Signing off, one last time, as the U.S. Consul General to Cape Town…a fond farewell to you all. May we meet again…
U.S. Consul General in Cape Town
Then he found this announcement:
We’re excited to announce that U.S. Consul General Virginia Blaser is headed to East London next week! … Sep 12, 2020
The first deed reviewed by our CTO was supposedly notarized on March 23, 2022, in South Africa, by U.S. Consul General Blaser. Clearly, it was a forgery since the notary was no longer located in South Africa.
All of the property files our CTO reviewed were non-owner-occupied vacant lots. The sellers were all in South Africa and the properties were all listed for sale by licensed real estate agents.
The sellers reached out to the real estate agents via email to list the lots for sale. The real estate agent’s only method of communication with the sellers was by email. They never met the seller by any other means. The lots were priced competitively for a quick sale attracting investors who had cash in hand to purchase them resulting in a quick escrow.
Our CTO immediately notified underwriting of his findings. Underwriting sent out communications to all of the Company’s operations which said:
URGENT! Anytime the property is vacant or non-owner occupied send a notice out to the owner immediately. Although there are other ways to identify this scam, the best defense is to reach out directly to the owner at the address their tax bill is sent to. In addition, this alerts them so they can keep tabs on their property.
With that in mind, real estate agents and title companies can take steps to prevent this crime from happening.
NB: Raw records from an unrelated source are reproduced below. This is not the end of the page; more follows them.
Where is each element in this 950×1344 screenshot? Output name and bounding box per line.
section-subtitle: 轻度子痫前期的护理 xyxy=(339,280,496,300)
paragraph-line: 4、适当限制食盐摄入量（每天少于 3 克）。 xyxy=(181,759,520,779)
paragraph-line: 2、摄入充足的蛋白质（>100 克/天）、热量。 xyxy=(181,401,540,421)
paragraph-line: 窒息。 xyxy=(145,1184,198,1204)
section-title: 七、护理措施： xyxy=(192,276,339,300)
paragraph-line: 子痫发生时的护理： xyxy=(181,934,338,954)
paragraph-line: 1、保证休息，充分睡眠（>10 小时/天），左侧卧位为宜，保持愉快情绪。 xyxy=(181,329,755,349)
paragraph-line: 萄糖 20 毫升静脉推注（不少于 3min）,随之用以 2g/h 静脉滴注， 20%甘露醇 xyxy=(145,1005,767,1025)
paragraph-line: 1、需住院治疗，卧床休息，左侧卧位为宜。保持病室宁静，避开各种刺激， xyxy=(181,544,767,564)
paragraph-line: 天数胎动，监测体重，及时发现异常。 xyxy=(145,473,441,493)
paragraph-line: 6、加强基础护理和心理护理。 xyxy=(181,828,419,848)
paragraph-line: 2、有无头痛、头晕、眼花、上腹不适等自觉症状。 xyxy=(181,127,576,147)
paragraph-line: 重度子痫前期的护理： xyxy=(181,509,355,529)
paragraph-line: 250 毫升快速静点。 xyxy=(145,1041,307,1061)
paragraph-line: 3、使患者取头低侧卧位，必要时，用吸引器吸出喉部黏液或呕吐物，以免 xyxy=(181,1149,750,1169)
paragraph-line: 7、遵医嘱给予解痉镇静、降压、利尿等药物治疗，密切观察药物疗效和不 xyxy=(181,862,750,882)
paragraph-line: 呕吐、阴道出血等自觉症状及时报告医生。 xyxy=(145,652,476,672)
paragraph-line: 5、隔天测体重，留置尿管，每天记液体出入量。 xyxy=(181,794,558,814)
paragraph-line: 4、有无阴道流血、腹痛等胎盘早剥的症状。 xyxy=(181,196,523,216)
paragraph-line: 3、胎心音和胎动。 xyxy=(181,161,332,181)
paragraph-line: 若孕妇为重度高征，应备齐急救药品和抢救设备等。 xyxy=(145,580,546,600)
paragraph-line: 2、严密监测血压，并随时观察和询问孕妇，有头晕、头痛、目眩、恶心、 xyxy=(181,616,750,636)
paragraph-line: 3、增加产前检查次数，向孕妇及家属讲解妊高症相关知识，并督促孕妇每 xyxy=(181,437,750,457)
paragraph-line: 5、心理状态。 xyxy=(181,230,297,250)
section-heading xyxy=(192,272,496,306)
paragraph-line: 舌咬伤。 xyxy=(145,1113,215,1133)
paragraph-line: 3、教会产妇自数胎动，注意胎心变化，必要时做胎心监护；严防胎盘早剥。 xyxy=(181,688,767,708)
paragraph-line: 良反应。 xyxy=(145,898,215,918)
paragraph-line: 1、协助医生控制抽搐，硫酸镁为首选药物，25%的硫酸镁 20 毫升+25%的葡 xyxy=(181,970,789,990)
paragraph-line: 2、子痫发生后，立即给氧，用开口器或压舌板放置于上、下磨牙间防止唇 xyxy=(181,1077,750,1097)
One way is to compare the mailing address provided by the seller to the address on the tax bill. If the tax bill address is different from the seller-provided mailing address, then a letter should be sent to the address on the tax bill notifying the seller of the pending transaction.
At Chicago Title, we send a notice via overnight delivery that reads:
Notice of Pending Real Estate Transaction
To: Record Owner @ address on the tax bill
Re: Property Address Order Number:
Thank you for choosing [insert Company name]. We are delighted to be of service to you. We are in the process of preparing a [insert preliminary report or title commitment] for the [insert sale or loan] of the property listed above. Should you have any questions or be unaware of this transaction, please contact the undersigned immediately.
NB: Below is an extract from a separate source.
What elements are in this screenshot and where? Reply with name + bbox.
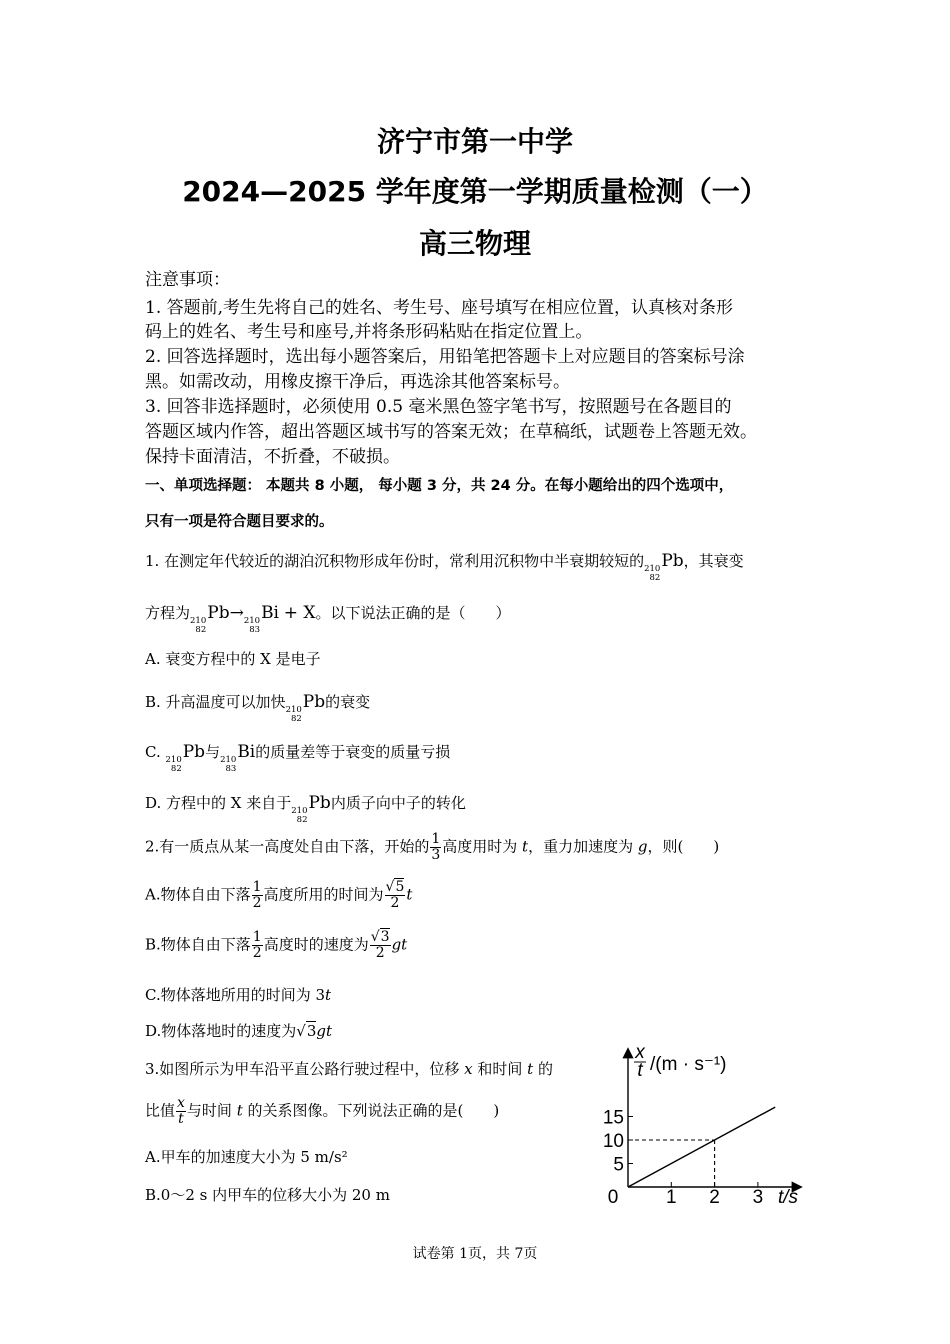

While waiting for the owner to reply, set up a virtual meeting. Ask the potential seller simple questions such as:
- When did they acquire the property?
- For how much?
- Why are they selling?
- Where do they reside?
- Why is the tax bill sent to a different address?
- What is that address?
- Who did they buy the property from?
- Ask them to show you I.D. by having them hold it up to the camera
These are only suggested questions. Other questions or actions may be appropriate depending on the specifics of the transaction. The intent of the questions are not necessarily to require or obtain perfectly accurate answers but to determine whether or not the sellers are the legitimate owners. The actual owner may not remember exact details that could be read from a recorded instrument. However, they will likely remember the context or be able to provide information that a fraudster with access to public records would not know.
Additionally, these questions should only be asked when speaking to the seller on the phone or virtually. The questions should never be emailed or provided in advance, as that would give an imposter the opportunity to research the answers. These imposters are part of criminal syndicates. They do not work alone, are very smart, and know how to use the internet to find the answers. If the seller declines to talk by phone or virtually and/or gives an excuse of why they cannot then proceed with caution.
This scam is being perpetrated all over the country. Therefore, pay close attention to the spelling of the seller’s name on all documents, including purchase and sale contracts, and a passport or a driver’s license. Be sure to send a letter to the property owner at the address where the tax bill is sent. This is the quickest and best way to avoid becoming a victim.
The moral of the story is that our Title Department and Escrow Officers are trained to detect and prevent fraud which ultimately protects you!